Shay frowned. “You said you were going back to the SEALs in a few months.”
“I know.”
“You lied?”
She bit the word. It felt like a slap across the cheek.
“I am going back,” I said. Hope healed more than the migraine meds Gretchen tried to shove down my throat. “Now that I’ve recuperated, I’m appealing the discharge. I’m meeting with te doctors for a physical in two weeks. If they believe I’m fit to serve, they’ll issue me a medical waiver. I’ll reenlist.”
“What do you mean
recuperated
?” She asked. “What happened to you?”
Like she hadn’t seen the scars. I could pack muscle on top of more muscle, but all people saw were the purple, fading scars where my guts tried to blast out of me.
“IED.”
Shay edged closer to the bed. “So you were…hurt.”
An understatement. “Yeah.”
“How badly?”
“A couple fractures short of entering a classified Navy SEAL cyborg program.”
“Zach. Talk to me.”
I sighed. Shay slipped to my side. I smiled as she tugged the robe over the sinful darkness of her thighs. That little silky reveal was enough to refuel me for another tour.
“It was bad,” I said. “I’m…not at liberty to tell you where I was or what I was doing there. I can say I’m damn lucky that I made it back to the helicopter. I should be another bloodstain in the sand.”
Her eyes widened. She traced a shiny scar over my wrist. “But you’re okay now?”
“Of course,” I lied.
“Why didn’t you tell me you were on a medical leave?”

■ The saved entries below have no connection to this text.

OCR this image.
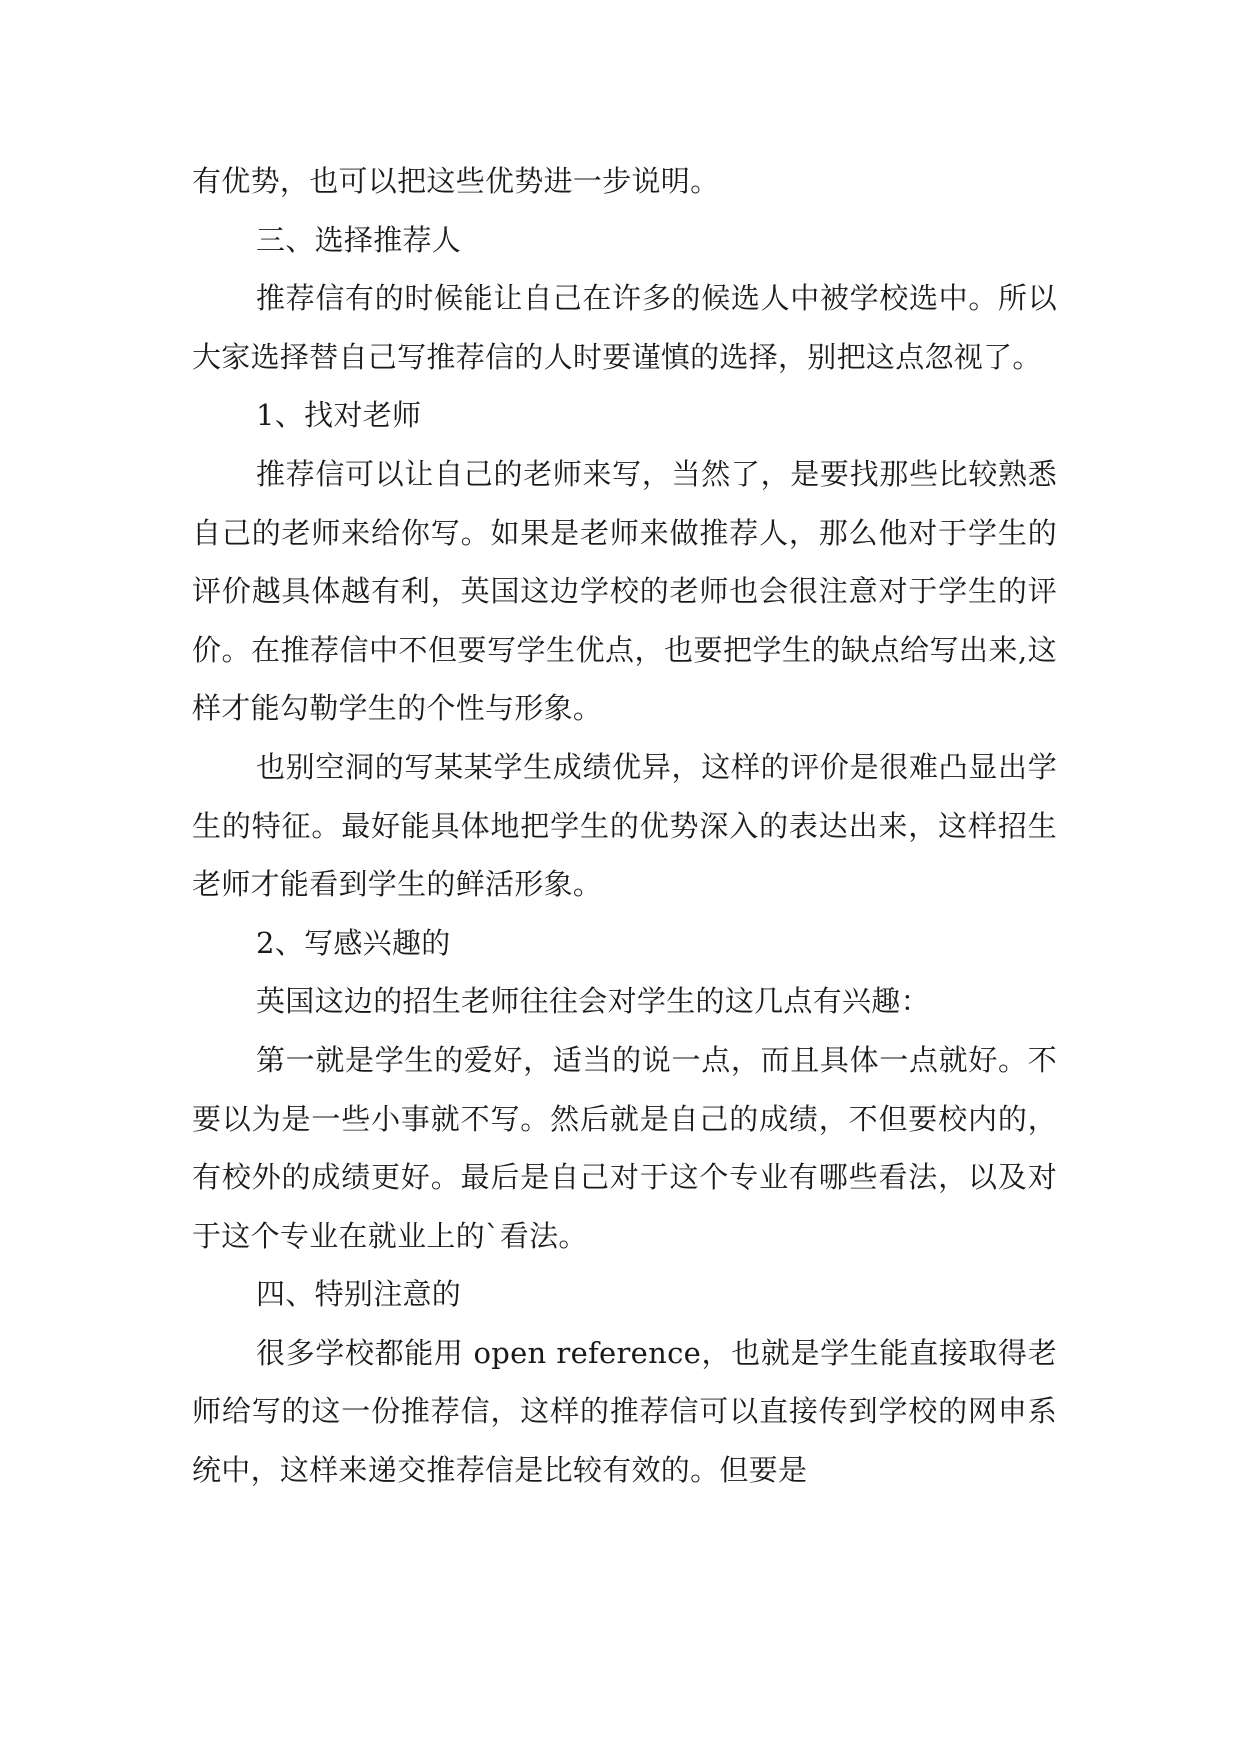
有优势，也可以把这些优势进一步说明。

三、选择推荐人

推荐信有的时候能让自己在许多的候选人中被学校选中。所以大家选择替自己写推荐信的人时要谨慎的选择，别把这点忽视了。

1、找对老师

推荐信可以让自己的老师来写，当然了，是要找那些比较熟悉自己的老师来给你写。如果是老师来做推荐人，那么他对于学生的评价越具体越有利，英国这边学校的老师也会很注意对于学生的评价。在推荐信中不但要写学生优点，也要把学生的缺点给写出来,这样才能勾勒学生的个性与形象。

也别空洞的写某某学生成绩优异，这样的评价是很难凸显出学生的特征。最好能具体地把学生的优势深入的表达出来，这样招生老师才能看到学生的鲜活形象。

2、写感兴趣的

英国这边的招生老师往往会对学生的这几点有兴趣：

第一就是学生的爱好，适当的说一点，而且具体一点就好。不要以为是一些小事就不写。然后就是自己的成绩，不但要校内的，有校外的成绩更好。最后是自己对于这个专业有哪些看法，以及对于这个专业在就业上的`看法。

四、特别注意的

很多学校都能用 open reference，也就是学生能直接取得老师给写的这一份推荐信，这样的推荐信可以直接传到学校的网申系统中，这样来递交推荐信是比较有效的。但要是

“Because there’s a chance they won’t grant me that waiver. They might not clear me to re-enlist. If that happens…”
I eyed the master suite. The estate grew on me. I still couldn’t find my way through it in the dark, but a man got used to living every day as a fantasy.

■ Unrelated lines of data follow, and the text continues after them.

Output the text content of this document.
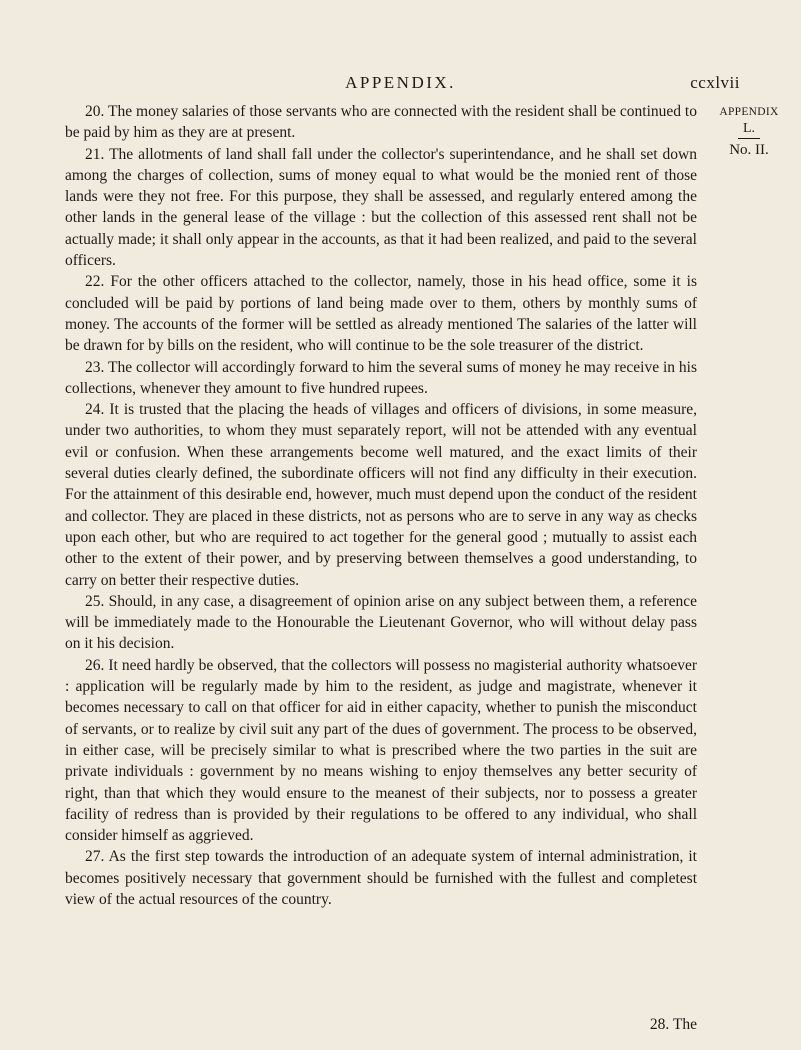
APPENDIX.	ccxlvii
APPENDIX
L.
No. II.

20. The money salaries of those servants who are connected with the resident shall be continued to be paid by him as they are at present.

21. The allotments of land shall fall under the collector's superintendance, and he shall set down among the charges of collection, sums of money equal to what would be the monied rent of those lands were they not free. For this purpose, they shall be assessed, and regularly entered among the other lands in the general lease of the village : but the collection of this assessed rent shall not be actually made; it shall only appear in the accounts, as that it had been realized, and paid to the several officers.

22. For the other officers attached to the collector, namely, those in his head office, some it is concluded will be paid by portions of land being made over to them, others by monthly sums of money. The accounts of the former will be settled as already mentioned The salaries of the latter will be drawn for by bills on the resident, who will continue to be the sole treasurer of the district.

23. The collector will accordingly forward to him the several sums of money he may receive in his collections, whenever they amount to five hundred rupees.

24. It is trusted that the placing the heads of villages and officers of divisions, in some measure, under two authorities, to whom they must separately report, will not be attended with any eventual evil or confusion. When these arrangements become well matured, and the exact limits of their several duties clearly defined, the subordinate officers will not find any difficulty in their execution. For the attainment of this desirable end, however, much must depend upon the conduct of the resident and collector. They are placed in these districts, not as persons who are to serve in any way as checks upon each other, but who are required to act together for the general good ; mutually to assist each other to the extent of their power, and by preserving between themselves a good understanding, to carry on better their respective duties.

25. Should, in any case, a disagreement of opinion arise on any subject between them, a reference will be immediately made to the Honourable the Lieutenant Governor, who will without delay pass on it his decision.

26. It need hardly be observed, that the collectors will possess no magisterial authority whatsoever : application will be regularly made by him to the resident, as judge and magistrate, whenever it becomes necessary to call on that officer for aid in either capacity, whether to punish the misconduct of servants, or to realize by civil suit any part of the dues of government. The process to be observed, in either case, will be precisely similar to what is prescribed where the two parties in the suit are private individuals : government by no means wishing to enjoy themselves any better security of right, than that which they would ensure to the meanest of their subjects, nor to possess a greater facility of redress than is provided by their regulations to be offered to any individual, who shall consider himself as aggrieved.

27. As the first step towards the introduction of an adequate system of internal administration, it becomes positively necessary that government should be furnished with the fullest and completest view of the actual resources of the country.

28. The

Especially when the most beautiful woman in the world caressed a scar that came from a fireworks accident when I was fifteen, not the explosion that nearly ripped my skull apart.

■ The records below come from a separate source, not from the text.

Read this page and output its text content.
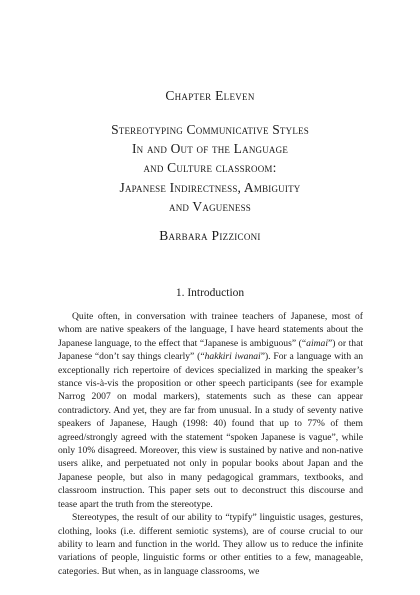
Chapter Eleven
Stereotyping Communicative Styles
In and Out of the Language
and Culture classroom:
Japanese Indirectness, Ambiguity
and Vagueness
Barbara Pizziconi
1. Introduction

Quite often, in conversation with trainee teachers of Japanese, most of whom are native speakers of the language, I have heard statements about the Japanese language, to the effect that “Japanese is ambiguous” (“aimai”) or that Japanese “don’t say things clearly” (“hakkiri iwanai”). For a language with an exceptionally rich repertoire of devices specialized in marking the speaker’s stance vis-à-vis the proposition or other speech participants (see for example Narrog 2007 on modal markers), statements such as these can appear contradictory. And yet, they are far from unusual. In a study of seventy native speakers of Japanese, Haugh (1998: 40) found that up to 77% of them agreed/strongly agreed with the statement “spoken Japanese is vague”, while only 10% disagreed. Moreover, this view is sustained by native and non-native users alike, and perpetuated not only in popular books about Japan and the Japanese people, but also in many pedagogical grammars, textbooks, and classroom instruction. This paper sets out to deconstruct this discourse and tease apart the truth from the stereotype.

Stereotypes, the result of our ability to “typify” linguistic usages, gestures, clothing, looks (i.e. different semiotic systems), are of course crucial to our ability to learn and function in the world. They allow us to reduce the infinite variations of people, linguistic forms or other entities to a few, manageable, categories. But when, as in language classrooms, we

I brushed her hand with mine. The simple contact was better than any morphine they shot in my veins at the VA hospital. “Last night, you asked me what would happen if the one thing you wanted in life was taken from you?” I met her gaze. “I understand that fear. Completely.”
“You want to go back to the SEALs?”
“More than anything.”
“But it almost killed you.”
“It’s my life. Wanted it since I was a kid. I didn’t have much of a family, and I thought my dad was a soldier. It seemed a natural life for me.”
“Do you like it?”
“I did,” I said. “I liked the travel and excitement. Never had a reason to stay at home.”
Until now.
I didn’t say it. Probably should have.
“I’m sorry.” Shay looked away. “Oh hell. I sounded like an idiot downstairs.”
“I didn’t tell you Gretchen was my doctor when you first met her. I didn’t want you to know I had been hurt overseas.”
“That was dumb.”
Yep. Especially after I realized a girl didn’t get that jealous for nothing. “I promise. Nothing’s happening between me and her. Gretchen’s engaged. I have more to worry about than you.”